Im vierten Umgang, der ins Innere des Labyrinths führt – noch einmal an allem vorbei, was wir bisher gesehen haben, jetzt aus Innensicht – entwickelt der Autor die Frage, ob Russland der Restauration entgegenstrebt oder ein »Entwicklungsland« neuen Typs mit Modellcharakter darstellen kann, nicht im Sinn von Rückständigkeit sondern von »Entwicklung« und geistigem Umbruch. So folgen in den weiteren labyrinthischen Umgängen Gespräche über den Menschen in der Krise der Kultur, über ein genaueres in Augenschein nehmen des Westens als möglichem Vorbild bzw. über Russland als Modell der Welt. Die Frage, die sich nach sieben Umgängen im Zentrum des Labyrinths stellt, ist die nach der Entwicklungsdynamik, die aus der russischen Transformation hervorgehen kann. So fügt Ehlers kurzerhand einen achten Umgang hinzu, der Elemente einer neuen Ethik aufzeigen soll und Themen wie die Religion des Konsums einerseits und den Gedanken der Selbstversorgung, des solidarischen Wir-Gefühls auf der anderen Seite behandelt.

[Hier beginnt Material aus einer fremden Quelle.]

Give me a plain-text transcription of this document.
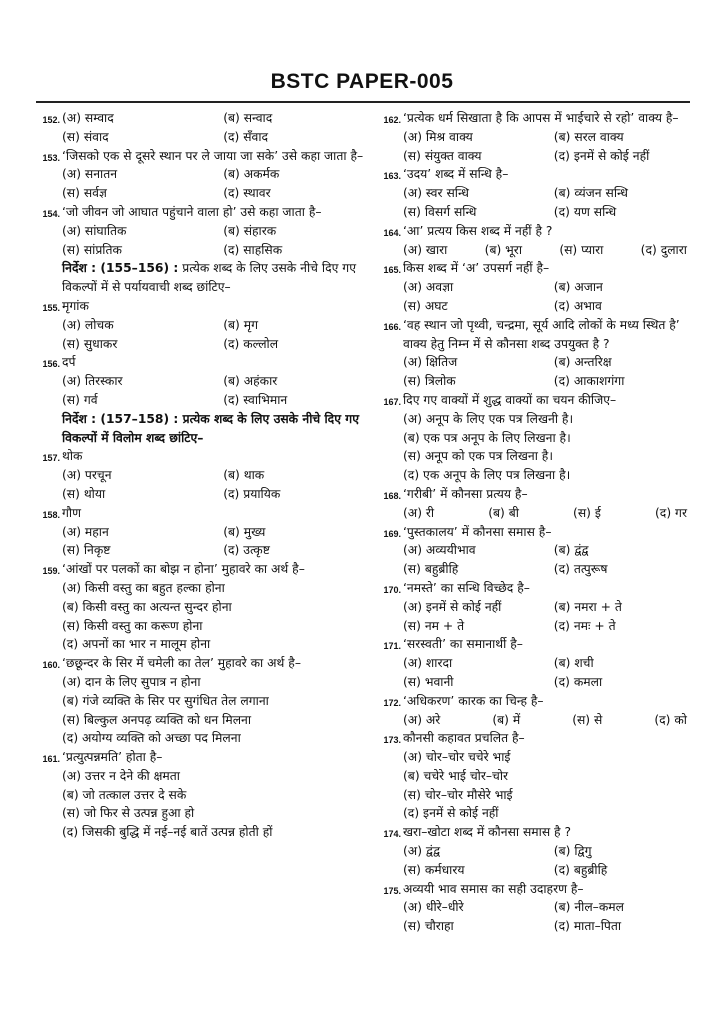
BSTC PAPER-005
152. (अ) सम्वाद	(ब) सन्वाद
(स) संवाद	(द) सँवाद
153. ‘जिसको एक से दूसरे स्थान पर ले जाया जा सके’ उसे कहा जाता है–
(अ) सनातन	(ब) अकर्मक
(स) सर्वज्ञ	(द) स्थावर
154. ‘जो जीवन जो आघात पहुंचाने वाला हो’ उसे कहा जाता है–
(अ) सांघातिक	(ब) संहारक
(स) सांप्रतिक	(द) साहसिक
निर्देश : (155–156) : प्रत्येक शब्द के लिए उसके नीचे दिए गए विकल्पों में से पर्यायवाची शब्द छांटिए–
155. मृगांक
(अ) लोचक	(ब) मृग
(स) सुधाकर	(द) कल्लोल
156. दर्प
(अ) तिरस्कार	(ब) अहंकार
(स) गर्व	(द) स्वाभिमान
निर्देश : (157–158) : प्रत्येक शब्द के लिए उसके नीचे दिए गए विकल्पों में विलोम शब्द छांटिए–
157. थोक
(अ) परचून	(ब) थाक
(स) थोया	(द) प्रयायिक
158. गौण
(अ) महान	(ब) मुख्य
(स) निकृष्ट	(द) उत्कृष्ट
159. ‘आंखों पर पलकों का बोझ न होना’ मुहावरे का अर्थ है–
(अ) किसी वस्तु का बहुत हल्का होना
(ब) किसी वस्तु का अत्यन्त सुन्दर होना
(स) किसी वस्तु का करूण होना
(द) अपनों का भार न मालूम होना
160. ‘छछून्दर के सिर में चमेली का तेल’ मुहावरे का अर्थ है–
(अ) दान के लिए सुपात्र न होना
(ब) गंजे व्यक्ति के सिर पर सुगंधित तेल लगाना
(स) बिल्कुल अनपढ़ व्यक्ति को धन मिलना
(द) अयोग्य व्यक्ति को अच्छा पद मिलना
161. ‘प्रत्युत्पन्नमति’ होता है–
(अ) उत्तर न देने की क्षमता
(ब) जो तत्काल उत्तर दे सके
(स) जो फिर से उत्पन्न हुआ हो
(द) जिसकी बुद्धि में नई–नई बातें उत्पन्न होती हों
162. ‘प्रत्येक धर्म सिखाता है कि आपस में भाईचारे से रहो’ वाक्य है–
(अ) मिश्र वाक्य	(ब) सरल वाक्य
(स) संयुक्त वाक्य	(द) इनमें से कोई नहीं
163. ‘उदय’ शब्द में सन्धि है–
(अ) स्वर सन्धि	(ब) व्यंजन सन्धि
(स) विसर्ग सन्धि	(द) यण सन्धि
164. ‘आ’ प्रत्यय किस शब्द में नहीं है ?
(अ) खारा	(ब) भूरा	(स) प्यारा	(द) दुलारा
165. किस शब्द में ‘अ’ उपसर्ग नहीं है–
(अ) अवज्ञा	(ब) अजान
(स) अघट	(द) अभाव
166. ‘वह स्थान जो पृथ्वी, चन्द्रमा, सूर्य आदि लोकों के मध्य स्थित है’ वाक्य हेतु निम्न में से कौनसा शब्द उपयुक्त है ?
(अ) क्षितिज	(ब) अन्तरिक्ष
(स) त्रिलोक	(द) आकाशगंगा
167. दिए गए वाक्यों में शुद्ध वाक्यों का चयन कीजिए–
(अ) अनूप के लिए एक पत्र लिखनी है।
(ब) एक पत्र अनूप के लिए लिखना है।
(स) अनूप को एक पत्र लिखना है।
(द) एक अनूप के लिए पत्र लिखना है।
168. ‘गरीबी’ में कौनसा प्रत्यय है–
(अ) री	(ब) बी	(स) ई	(द) गर
169. ‘पुस्तकालय’ में कौनसा समास है–
(अ) अव्ययीभाव	(ब) द्वंद्व
(स) बहुब्रीहि	(द) तत्पुरूष
170. ‘नमस्ते’ का सन्धि विच्छेद है–
(अ) इनमें से कोई नहीं	(ब) नमरा + ते
(स) नम + ते	(द) नमः + ते
171. ‘सरस्वती’ का समानार्थी है–
(अ) शारदा	(ब) शची
(स) भवानी	(द) कमला
172. ‘अधिकरण’ कारक का चिन्ह है–
(अ) अरे	(ब) में	(स) से	(द) को
173. कौनसी कहावत प्रचलित है–
(अ) चोर–चोर चचेरे भाई
(ब) चचेरे भाई चोर–चोर
(स) चोर–चोर मौसेरे भाई
(द) इनमें से कोई नहीं
174. खरा–खोटा शब्द में कौनसा समास है ?
(अ) द्वंद्व	(ब) द्विगु
(स) कर्मधारय	(द) बहुब्रीहि
175. अव्ययी भाव समास का सही उदाहरण है–
(अ) धीरे–धीरे	(ब) नील–कमल
(स) चौराहा	(द) माता–पिता
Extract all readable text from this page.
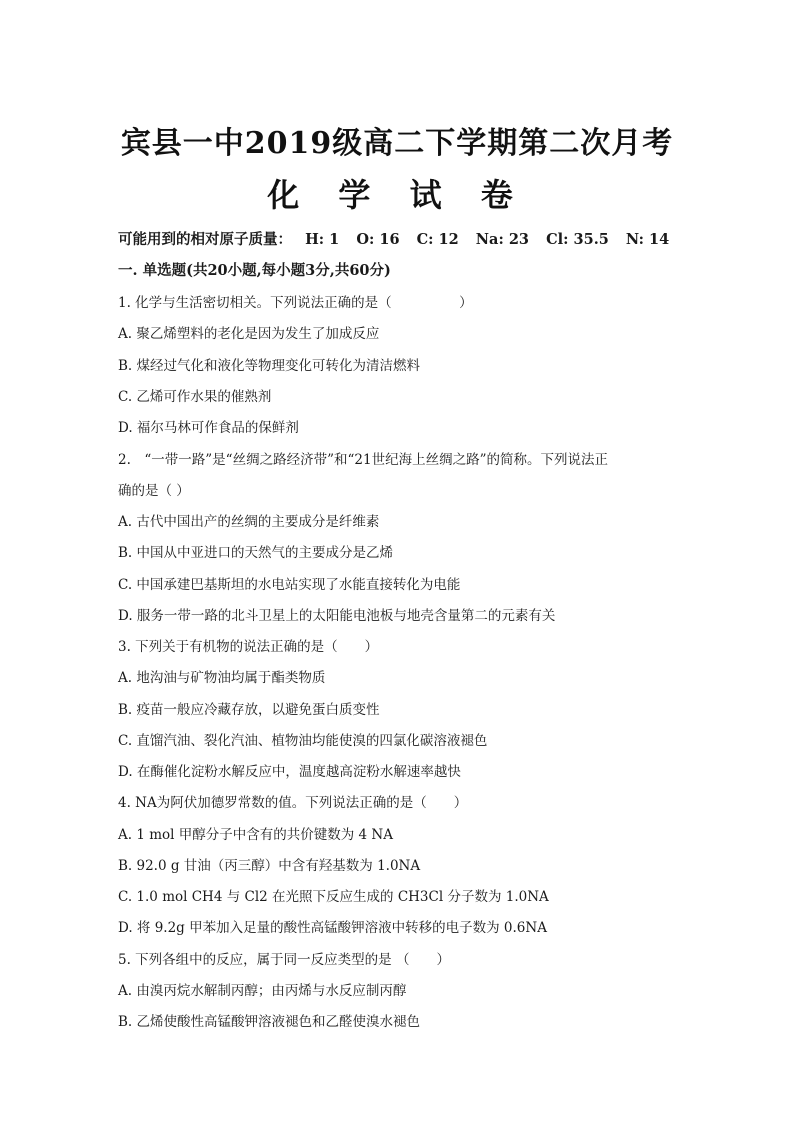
宾县一中2019级高二下学期第二次月考
化 学 试 卷
可能用到的相对原子质量： H: 1 O: 16 C: 12 Na: 23 Cl: 35.5 N: 14
一. 单选题(共20小题,每小题3分,共60分)
1. 化学与生活密切相关。下列说法正确的是（　　　　　）
A. 聚乙烯塑料的老化是因为发生了加成反应
B. 煤经过气化和液化等物理变化可转化为清洁燃料
C. 乙烯可作水果的催熟剂
D. 福尔马林可作食品的保鲜剂
2.　“一带一路”是“丝绸之路经济带”和“21世纪海上丝绸之路”的简称。下列说法正
确的是（ ）
A. 古代中国出产的丝绸的主要成分是纤维素
B. 中国从中亚进口的天然气的主要成分是乙烯
C. 中国承建巴基斯坦的水电站实现了水能直接转化为电能
D. 服务一带一路的北斗卫星上的太阳能电池板与地壳含量第二的元素有关
3. 下列关于有机物的说法正确的是（　　）
A. 地沟油与矿物油均属于酯类物质
B. 疫苗一般应冷藏存放，以避免蛋白质变性
C. 直馏汽油、裂化汽油、植物油均能使溴的四氯化碳溶液褪色
D. 在酶催化淀粉水解反应中，温度越高淀粉水解速率越快
4. NA为阿伏加德罗常数的值。下列说法正确的是（　　）
A. 1 mol 甲醇分子中含有的共价键数为 4 NA
B. 92.0 g 甘油（丙三醇）中含有羟基数为 1.0NA
C. 1.0 mol CH4 与 Cl2 在光照下反应生成的 CH3Cl 分子数为 1.0NA
D. 将 9.2g 甲苯加入足量的酸性高锰酸钾溶液中转移的电子数为 0.6NA
5. 下列各组中的反应，属于同一反应类型的是 （　　）
A. 由溴丙烷水解制丙醇；由丙烯与水反应制丙醇
B. 乙烯使酸性高锰酸钾溶液褪色和乙醛使溴水褪色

Obwohl wir »am Ende […] mit mehr Fragen zurück[kommen], als wir mitgebracht hatten«, lässt ein zum Schluss zitierter Brief den Leser aufhorchen, in welchem Ehlers feststellt, dass die Positionen der beiden Dialogpartner nach den Gesprächen wie ausgetauscht erscheinen: Berschin warnt vor Utopien, während Ehlers, der deutsche Russlandforscher, die Entwicklung Russlands als Offenbarung beschreibt! Vielleicht kann gerade dieses Ergebnis des gegenseitigen Hinhörens und Verstehens als Modell gesehen werden für ein zukünftiges harmonisches Zusammenleben der Kulturen?
Das Buch ist in einem unterhaltsamen Stil verfasst; humorvoll, feinsinnig und voller tiefer Gedanken – eine neue Perspektive, auf die Weltmacht Russland zu blicken!
Kai Ehlers: Russland – Herzschlag einer Weltmacht. 300 S., geb. EUR 24,80. Pforte Verlag, Dornach 2009.